As EVs replace legacy vehicles, electrical grids will need to be expanded and upgraded, and this isn’t going to be cheap. The California Public Utilities Commission’s Public Advocates Office is in the process of preparing an estimate of the costs. Utility Dive reports that the CPUC’s preliminary research indicates that upgrading the grid across the territories of the state’s three investor-owned utilities could cost between $15 billion and $20 billion by 2035.
The good news is that this estimate is far lower than the $50-billion price tag indicated by a similar study conducted by analytics firm Kevala for the CPUC in 2021. The Public Advocates Office plans to complete its study by August.
Kevala’s 2021 study found that, without any load-management of other mitigation measures, system-level peak load could increase by as much as 56% from 2025 to 2035, mainly due to EVs, and upgrading the grid to handle the increased load could cost some $50 billion.
The Public Advocates Office’s study used a different model, based on the California Energy Commission’s integrated energy policy report. To develop its estimates, the office used the registered addresses of all vehicles in California to predict where EV uptake is likely to occur, then modeled the additional charging load the state can expect.

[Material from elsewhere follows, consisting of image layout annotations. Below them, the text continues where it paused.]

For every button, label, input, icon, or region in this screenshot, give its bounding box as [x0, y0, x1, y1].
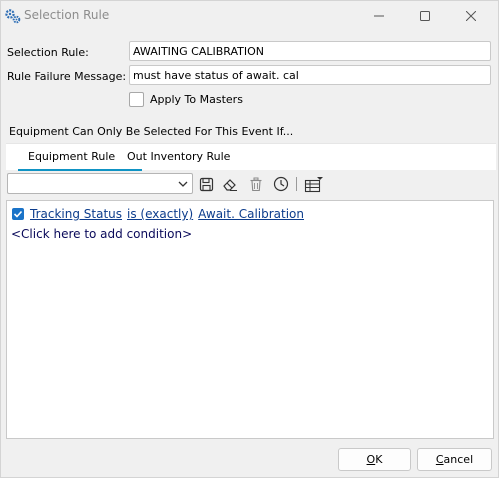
maximize-icon — [420, 11, 430, 21]
selection-rule-input[interactable] — [129, 41, 491, 61]
add-condition-link[interactable]: <Click here to add condition> — [11, 227, 192, 241]
tab-equipment-rule[interactable]: Equipment Rule — [17, 150, 143, 171]
cancel-button-label: ancel — [443, 453, 474, 466]
apply-to-masters-label: Apply To Masters — [150, 93, 243, 106]
rule-tabs: Equipment Rule Out Inventory Rule — [6, 143, 496, 171]
selection-rule-label: Selection Rule: — [7, 46, 89, 59]
cancel-button[interactable]: Cancel — [417, 448, 492, 471]
window-title: Selection Rule — [24, 8, 110, 22]
minimize-button[interactable] — [356, 1, 402, 31]
close-button[interactable] — [448, 1, 494, 31]
rule-description: Equipment Can Only Be Selected For This … — [9, 125, 294, 138]
cancel-button-mnemonic: C — [435, 453, 444, 466]
rule-editor[interactable]: Tracking Status is (exactly) Await. Cali… — [6, 200, 494, 439]
rule-toolbar — [7, 173, 497, 195]
table-options-button[interactable] — [304, 174, 324, 194]
apply-to-masters-checkbox[interactable]: Apply To Masters — [129, 92, 243, 107]
eraser-icon — [223, 178, 237, 191]
condition-value-link[interactable]: Await. Calibration — [198, 207, 304, 221]
selection-rule-window: Selection Rule Selection Rule: Rule Fail… — [0, 0, 499, 478]
save-rule-button[interactable] — [196, 174, 216, 194]
title-bar: Selection Rule — [1, 1, 498, 31]
gears-app-icon — [5, 8, 21, 24]
chevron-down-icon — [178, 181, 188, 187]
close-icon — [466, 11, 476, 21]
checkmark-icon — [13, 210, 23, 218]
condition-checkbox[interactable] — [12, 208, 24, 220]
minimize-icon — [374, 15, 384, 17]
rule-history-button[interactable] — [271, 174, 291, 194]
trash-icon — [250, 177, 262, 191]
clear-rule-button[interactable] — [220, 174, 240, 194]
tab-out-inventory-rule[interactable]: Out Inventory Rule — [121, 150, 236, 169]
condition-operator-link[interactable]: is (exactly) — [127, 207, 193, 221]
ok-button[interactable]: OK — [338, 448, 411, 471]
rule-condition: Tracking Status is (exactly) Await. Cali… — [12, 207, 304, 221]
save-icon — [199, 177, 213, 191]
apply-to-masters-box[interactable] — [129, 92, 144, 107]
condition-field-link[interactable]: Tracking Status — [30, 207, 122, 221]
toolbar-separator — [296, 177, 297, 191]
delete-rule-button[interactable] — [246, 174, 266, 194]
ok-button-mnemonic: O — [366, 453, 376, 466]
saved-rule-combo[interactable] — [7, 173, 193, 194]
table-options-icon — [304, 176, 323, 192]
ok-button-label: K — [375, 453, 383, 466]
clock-icon — [273, 176, 289, 192]
failure-message-label: Rule Failure Message: — [7, 70, 127, 83]
failure-message-input[interactable] — [129, 65, 491, 85]
maximize-button[interactable] — [402, 1, 448, 31]
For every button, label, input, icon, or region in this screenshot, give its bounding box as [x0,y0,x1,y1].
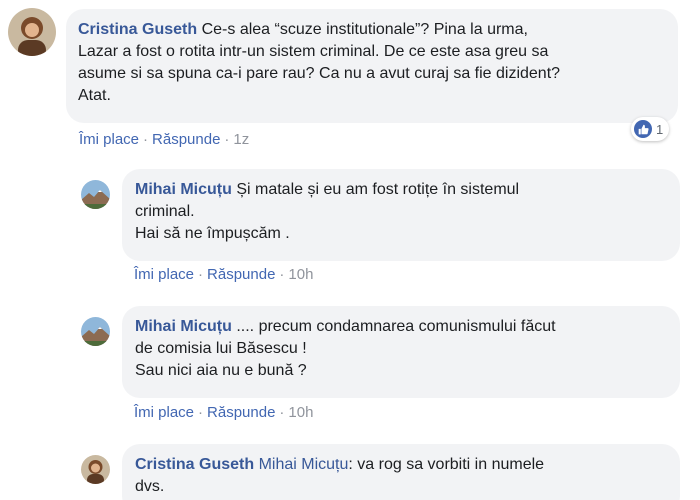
comment-text: de comisia lui Băsescu ! [135,340,307,357]
timestamp[interactable]: 10h [288,404,313,421]
avatar-cristina-guseth[interactable] [81,455,110,484]
reply-link[interactable]: Răspunde [152,131,220,148]
separator: · [198,404,204,421]
like-icon [634,120,652,138]
comment-text: : va rog sa vorbiti in numele [348,456,545,473]
comment-bubble: Cristina Guseth Mihai Micuțu: va rog sa … [122,444,680,500]
comment-text: .... precum condamnarea comunismului făc… [231,318,556,335]
comment-text: asume si sa spuna ca-i pare rau? Ca nu a… [78,65,561,82]
comment-bubble: Mihai Micuțu Și matale și eu am fost rot… [122,169,680,261]
separator: · [279,404,285,421]
avatar-mihai-micutu[interactable] [81,180,110,209]
comment-author[interactable]: Cristina Guseth [78,21,197,38]
comment-line: Mihai Micuțu .... precum condamnarea com… [135,316,666,338]
comment-text: Și matale și eu am fost rotițe în sistem… [231,181,520,198]
comment-text: Lazar a fost o rotita intr-un sistem cri… [78,43,549,60]
comment-text: Ce-s alea “scuze institutionale”? Pina l… [197,21,528,38]
comment-actions: Îmi place · Răspunde · 10h [134,266,313,283]
comment-author[interactable]: Cristina Guseth [135,456,254,473]
timestamp[interactable]: 10h [288,266,313,283]
like-link[interactable]: Îmi place [134,266,194,283]
reply-link[interactable]: Răspunde [207,266,275,283]
mention-link[interactable]: Mihai Micuțu [254,456,349,473]
comment-text: Hai să ne împușcăm . [135,225,290,242]
separator: · [143,131,149,148]
like-link[interactable]: Îmi place [134,404,194,421]
comment-text: Sau nici aia nu e bună ? [135,362,307,379]
timestamp[interactable]: 1z [233,131,249,148]
comment-author[interactable]: Mihai Micuțu [135,181,232,198]
separator: · [279,266,285,283]
comment-actions: Îmi place · Răspunde · 10h [134,404,313,421]
separator: · [224,131,230,148]
comment-text: criminal. [135,203,195,220]
comment-author[interactable]: Mihai Micuțu [135,318,232,335]
reaction-count: 1 [656,121,664,137]
reply-link[interactable]: Răspunde [207,404,275,421]
comment-line: Cristina Guseth Mihai Micuțu: va rog sa … [135,454,666,476]
comment-text: dvs. [135,478,165,495]
reaction-badge[interactable]: 1 [631,117,670,141]
comment-line: Cristina Guseth Ce-s alea “scuze institu… [78,19,664,41]
comment-bubble: Mihai Micuțu .... precum condamnarea com… [122,306,680,398]
comment-bubble: Cristina Guseth Ce-s alea “scuze institu… [66,9,678,123]
comment-text: Atat. [78,87,111,104]
avatar-mihai-micutu[interactable] [81,317,110,346]
like-link[interactable]: Îmi place [79,131,139,148]
comment-thread: Cristina Guseth Ce-s alea “scuze institu… [0,0,700,500]
comment-actions: Îmi place · Răspunde · 1z [79,131,249,148]
avatar-cristina-guseth[interactable] [8,8,56,56]
separator: · [198,266,204,283]
comment-line: Mihai Micuțu Și matale și eu am fost rot… [135,179,666,201]
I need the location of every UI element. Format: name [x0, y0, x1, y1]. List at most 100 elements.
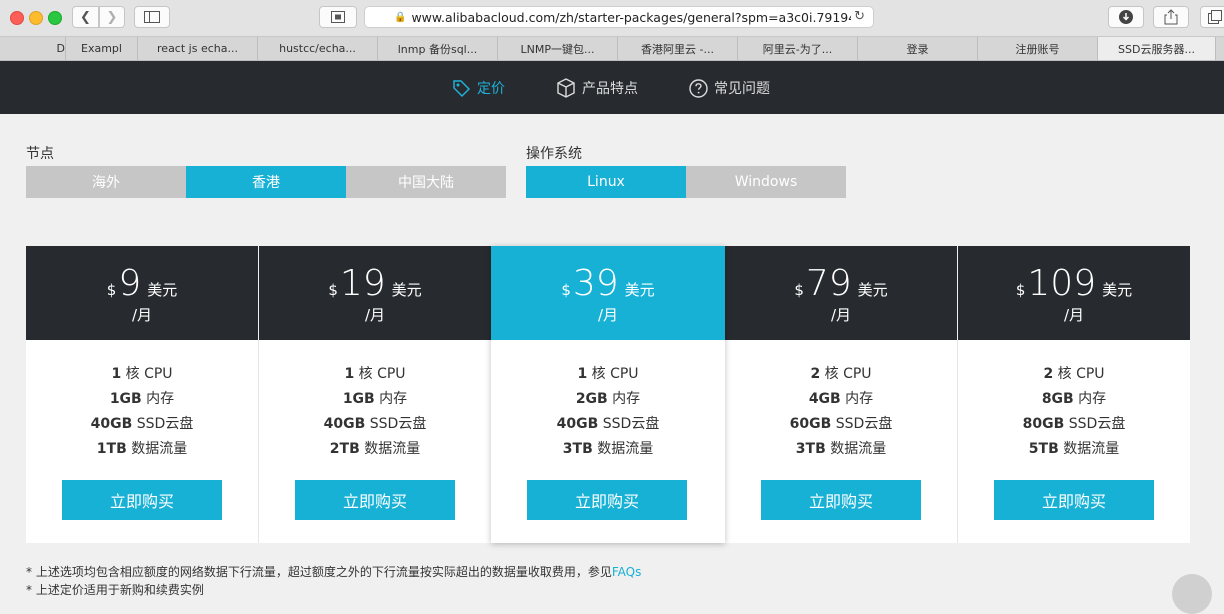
spec-traffic: 3TB 数据流量 [562, 441, 654, 457]
spec-traffic: 3TB 数据流量 [795, 441, 887, 457]
card-divider [957, 340, 958, 543]
forward-button[interactable]: ❯ [99, 6, 125, 28]
browser-tab[interactable]: lnmp 备份sql... [378, 37, 498, 60]
spec-memory: 8GB 内存 [1041, 391, 1107, 407]
plan-card: $9 美元/月 1 核 CPU 1GB 内存 40GB SSD云盘 1TB 数据流量立即购… [26, 246, 258, 543]
plan-card: $79 美元/月 2 核 CPU 4GB 内存 60GB SSD云盘 3TB 数据流量立即… [725, 246, 957, 543]
spec-traffic: 1TB 数据流量 [96, 441, 188, 457]
download-icon [1119, 10, 1133, 24]
spec-cpu: 1 核 CPU [577, 366, 639, 382]
currency-symbol: $ [561, 281, 571, 299]
spec-cpu: 1 核 CPU [111, 366, 173, 382]
price-period: /月 [131, 306, 153, 324]
zoom-window-button[interactable] [48, 11, 62, 25]
note-text-2: 上述定价适用于新购和续费实例 [35, 583, 204, 597]
price-period: /月 [830, 306, 852, 324]
scroll-to-top-button[interactable] [1172, 574, 1212, 614]
spec-disk: 40GB SSD云盘 [556, 416, 660, 432]
os-windows[interactable]: Windows [686, 166, 846, 198]
price-unit: 美元 [624, 281, 655, 299]
spec-traffic: 5TB 数据流量 [1028, 441, 1120, 457]
nav-faq[interactable]: 常见问题 [689, 77, 770, 99]
plan-price: $39 美元 [491, 264, 725, 304]
currency-symbol: $ [328, 281, 338, 299]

The earlier study forecast a larger increase in peak load, based on a different model and set of assumptions. Kevala predicted that EV charging will hit a peak at 9 pm, thanks to non-EV specific time-of-use rates, but the Public Advocates Office’s model shows EV charging taking place more evenly across the day.
“No single study or pair of studies, particularly this early in the electrification process, can definitively answer such a complex question as what the costs of distribution grid upgrades will be,” said the Public Advocates Office.
Kevala is pleased to see that its study has spurred other analyses, Trina Horner, the company’s VP of Professional and Advisory Services, told Utility Dive. “Kevala’s assumptions are unmitigated. Mitigations can take many forms and all of them, taken individually or collectively, can help to manage grid overloads and costs,” she added.
“The information provided by these studies should help policymakers understand what the cost impact of grid upgrades will be and, therefore, may help to inform how policymakers approach strategies for mitigating these costs,” such as incentives to influence charging behavior, said the Public Advocates Office’s Amin Younes.